RESIDENTS of Nepal’s flood-hit capital returned to their mud-caked homes on Sunday to survey the wreckage of devastating floods that have killed at least 170 people across the Himalayan republic.
Deadly rain-related floods and landslides are common across South Asia during the monsoon season from June to September, but experts say climate change is increasing their frequency and severity.
Entire neighbourhoods in Kathmandu were inundated over the weekend with flash floods reported in rivers coursing through the capital and extensive damage to highways connecting the city with the rest of Nepal.
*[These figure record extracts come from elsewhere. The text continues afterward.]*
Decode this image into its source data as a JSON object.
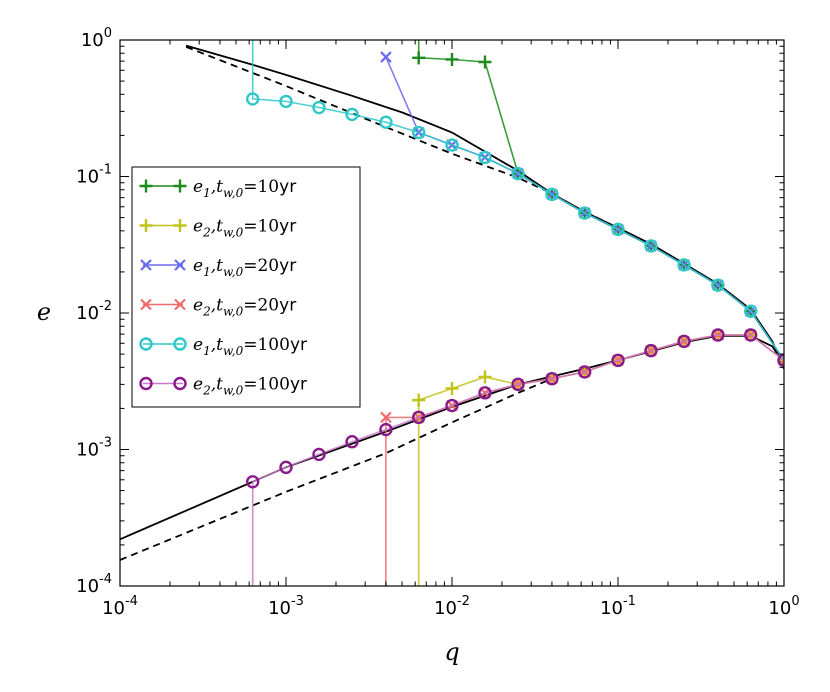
{
  "chart_data": {
    "type": "line",
    "xscale": "log",
    "yscale": "log",
    "xlabel": "q",
    "ylabel": "e",
    "xlim": [
      0.0001,
      1
    ],
    "ylim": [
      0.0001,
      1
    ],
    "xticks": [
      {
        "base": "10",
        "exp": "-4",
        "value": 0.0001
      },
      {
        "base": "10",
        "exp": "-3",
        "value": 0.001
      },
      {
        "base": "10",
        "exp": "-2",
        "value": 0.01
      },
      {
        "base": "10",
        "exp": "-1",
        "value": 0.1
      },
      {
        "base": "10",
        "exp": "0",
        "value": 1
      }
    ],
    "yticks": [
      {
        "base": "10",
        "exp": "-4",
        "value": 0.0001
      },
      {
        "base": "10",
        "exp": "-3",
        "value": 0.001
      },
      {
        "base": "10",
        "exp": "-2",
        "value": 0.01
      },
      {
        "base": "10",
        "exp": "-1",
        "value": 0.1
      },
      {
        "base": "10",
        "exp": "0",
        "value": 1
      }
    ],
    "legend_position": "center-left",
    "reference_lines": [
      {
        "name": "analytic-solid-upper",
        "style": "solid",
        "color": "#000000",
        "x": [
          0.00025,
          0.0006,
          0.001,
          0.0025,
          0.005,
          0.01,
          0.025,
          0.04,
          0.063,
          0.1,
          0.158,
          0.25,
          0.4,
          0.63,
          0.85,
          1.0
        ],
        "y": [
          0.91,
          0.67,
          0.555,
          0.39,
          0.295,
          0.21,
          0.11,
          0.075,
          0.055,
          0.042,
          0.032,
          0.023,
          0.0163,
          0.0106,
          0.0062,
          0.0039
        ]
      },
      {
        "name": "analytic-dashed-upper",
        "style": "dashed",
        "color": "#000000",
        "x": [
          0.00025,
          0.001,
          0.004,
          0.01,
          0.025,
          0.04,
          0.063,
          0.1
        ],
        "y": [
          0.89,
          0.46,
          0.23,
          0.147,
          0.098,
          0.075,
          0.055,
          0.042
        ]
      },
      {
        "name": "analytic-solid-lower",
        "style": "solid",
        "color": "#000000",
        "x": [
          0.0001,
          0.001,
          0.004,
          0.01,
          0.025,
          0.063,
          0.1,
          0.25,
          0.4,
          0.63,
          0.85,
          1.0
        ],
        "y": [
          0.00022,
          0.00074,
          0.00135,
          0.00205,
          0.003,
          0.0039,
          0.0045,
          0.0061,
          0.0068,
          0.0068,
          0.0057,
          0.0042
        ]
      },
      {
        "name": "analytic-dashed-lower",
        "style": "dashed",
        "color": "#000000",
        "x": [
          0.0001,
          0.001,
          0.004,
          0.01,
          0.025,
          0.04
        ],
        "y": [
          0.000155,
          0.00049,
          0.00094,
          0.00158,
          0.0026,
          0.0033
        ]
      }
    ],
    "series": [
      {
        "name": "e1,tw0=10yr",
        "label_main": "e",
        "label_sub": "1",
        "label_tw": "t",
        "label_tw_sub": "w,0",
        "label_eq": "=10",
        "label_unit": "yr",
        "color": "#1a8a1a",
        "marker": "plus",
        "marker_stride": 1,
        "connect": true,
        "x": [
          0.0063,
          0.0063,
          0.01,
          0.0158,
          0.025,
          0.04,
          0.063,
          0.1,
          0.158,
          0.25,
          0.4,
          0.63,
          1.0
        ],
        "y": [
          1.0,
          0.74,
          0.72,
          0.69,
          0.105,
          0.074,
          0.054,
          0.041,
          0.031,
          0.0225,
          0.016,
          0.0103,
          0.0045
        ],
        "marker_mask": [
          false,
          true,
          true,
          true,
          true,
          true,
          true,
          true,
          true,
          true,
          true,
          true,
          true
        ]
      },
      {
        "name": "e2,tw0=10yr",
        "label_main": "e",
        "label_sub": "2",
        "label_tw": "t",
        "label_tw_sub": "w,0",
        "label_eq": "=10",
        "label_unit": "yr",
        "color": "#c2c21a",
        "marker": "plus",
        "connect": true,
        "x": [
          0.0063,
          0.0063,
          0.01,
          0.0158,
          0.025,
          0.04,
          0.063,
          0.1,
          0.158,
          0.25,
          0.4,
          0.63,
          1.0
        ],
        "y": [
          0.0001,
          0.0023,
          0.0028,
          0.0034,
          0.003,
          0.0033,
          0.0037,
          0.0045,
          0.0053,
          0.0062,
          0.0069,
          0.0069,
          0.0045
        ],
        "marker_mask": [
          false,
          true,
          true,
          true,
          true,
          true,
          true,
          true,
          true,
          true,
          true,
          true,
          true
        ]
      },
      {
        "name": "e1,tw0=20yr",
        "label_main": "e",
        "label_sub": "1",
        "label_tw": "t",
        "label_tw_sub": "w,0",
        "label_eq": "=20",
        "label_unit": "yr",
        "color": "#6a6af0",
        "marker": "x",
        "connect": true,
        "x": [
          0.004,
          0.0063,
          0.01,
          0.0158,
          0.025,
          0.04,
          0.063,
          0.1,
          0.158,
          0.25,
          0.4,
          0.63,
          1.0
        ],
        "y": [
          0.75,
          0.21,
          0.17,
          0.138,
          0.105,
          0.074,
          0.054,
          0.041,
          0.031,
          0.0225,
          0.016,
          0.0103,
          0.0045
        ],
        "marker_mask": [
          true,
          true,
          true,
          true,
          true,
          true,
          true,
          true,
          true,
          true,
          true,
          true,
          true
        ]
      },
      {
        "name": "e2,tw0=20yr",
        "label_main": "e",
        "label_sub": "2",
        "label_tw": "t",
        "label_tw_sub": "w,0",
        "label_eq": "=20",
        "label_unit": "yr",
        "color": "#f06a6a",
        "marker": "x",
        "connect": true,
        "x": [
          0.004,
          0.004,
          0.0063,
          0.01,
          0.0158,
          0.025,
          0.04,
          0.063,
          0.1,
          0.158,
          0.25,
          0.4,
          0.63,
          1.0
        ],
        "y": [
          0.0001,
          0.00172,
          0.00172,
          0.0021,
          0.0026,
          0.003,
          0.0033,
          0.0037,
          0.0045,
          0.0053,
          0.0062,
          0.0069,
          0.0069,
          0.0045
        ],
        "marker_mask": [
          false,
          true,
          true,
          true,
          true,
          true,
          true,
          true,
          true,
          true,
          true,
          true,
          true,
          true
        ]
      },
      {
        "name": "e1,tw0=100yr",
        "label_main": "e",
        "label_sub": "1",
        "label_tw": "t",
        "label_tw_sub": "w,0",
        "label_eq": "=100",
        "label_unit": "yr",
        "color": "#2ec8c8",
        "marker": "circle",
        "connect": true,
        "x": [
          0.00063,
          0.00063,
          0.001,
          0.00158,
          0.0025,
          0.004,
          0.0063,
          0.01,
          0.0158,
          0.025,
          0.04,
          0.063,
          0.1,
          0.158,
          0.25,
          0.4,
          0.63,
          1.0
        ],
        "y": [
          1.0,
          0.37,
          0.355,
          0.32,
          0.285,
          0.25,
          0.21,
          0.17,
          0.138,
          0.105,
          0.074,
          0.054,
          0.041,
          0.031,
          0.0225,
          0.016,
          0.0103,
          0.0045
        ],
        "marker_mask": [
          false,
          true,
          true,
          true,
          true,
          true,
          true,
          true,
          true,
          true,
          true,
          true,
          true,
          true,
          true,
          true,
          true,
          true
        ]
      },
      {
        "name": "e2,tw0=100yr",
        "label_main": "e",
        "label_sub": "2",
        "label_tw": "t",
        "label_tw_sub": "w,0",
        "label_eq": "=100",
        "label_unit": "yr",
        "color": "#8a1a8a",
        "marker": "circle",
        "connect": true,
        "line_color": "#c878c8",
        "x": [
          0.00063,
          0.00063,
          0.001,
          0.00158,
          0.0025,
          0.004,
          0.0063,
          0.01,
          0.0158,
          0.025,
          0.04,
          0.063,
          0.1,
          0.158,
          0.25,
          0.4,
          0.63,
          1.0
        ],
        "y": [
          0.0001,
          0.00058,
          0.00074,
          0.00092,
          0.00114,
          0.0014,
          0.00172,
          0.0021,
          0.0026,
          0.003,
          0.0033,
          0.0037,
          0.0045,
          0.0053,
          0.0062,
          0.0069,
          0.0069,
          0.0045
        ],
        "marker_mask": [
          false,
          true,
          true,
          true,
          true,
          true,
          true,
          true,
          true,
          true,
          true,
          true,
          true,
          true,
          true,
          true,
          true,
          true
        ]
      }
    ]
  }
}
Kumar Tamang, who lives in a slum area by a riverbank, told AFP he and his family had to flee after midnight on Saturday as waters rushed into his shack.
“This morning we returned and everything looks different,” the 40-year-old said.
“We couldn’t even open the doors to our house, it was jammed with mud,” he added. “Yesterday we were afraid that the water would kill us, but today we have no water to clean.”
Nepal’s Home Ministry said 170 people had been killed across the country with another 42 still missing.
Ministry spokesman Rishi Ram Tiwari told AFP that bulldozers were being used to clear several highways that had been blocked by debris, cutting Kathmandu off from the rest of the country.
“More than 3,000 people have been rescued,” he added.
At least 35 of those killed were aboard three vehicles and were buried alive when earth from a landslide careened into a highway south of Kathmandu, Nepal Police spokesman Dan Bahadur Karki told AFP.
The Department of Hydrology and Meteorology said preliminary data from stations in 14 districts measured record-breaking rain in the 24 hours to Saturday morning.
A station at the Kathmandu airport recorded about 240 millimetres (9.4 inches) of rain, highest since 2002, it said.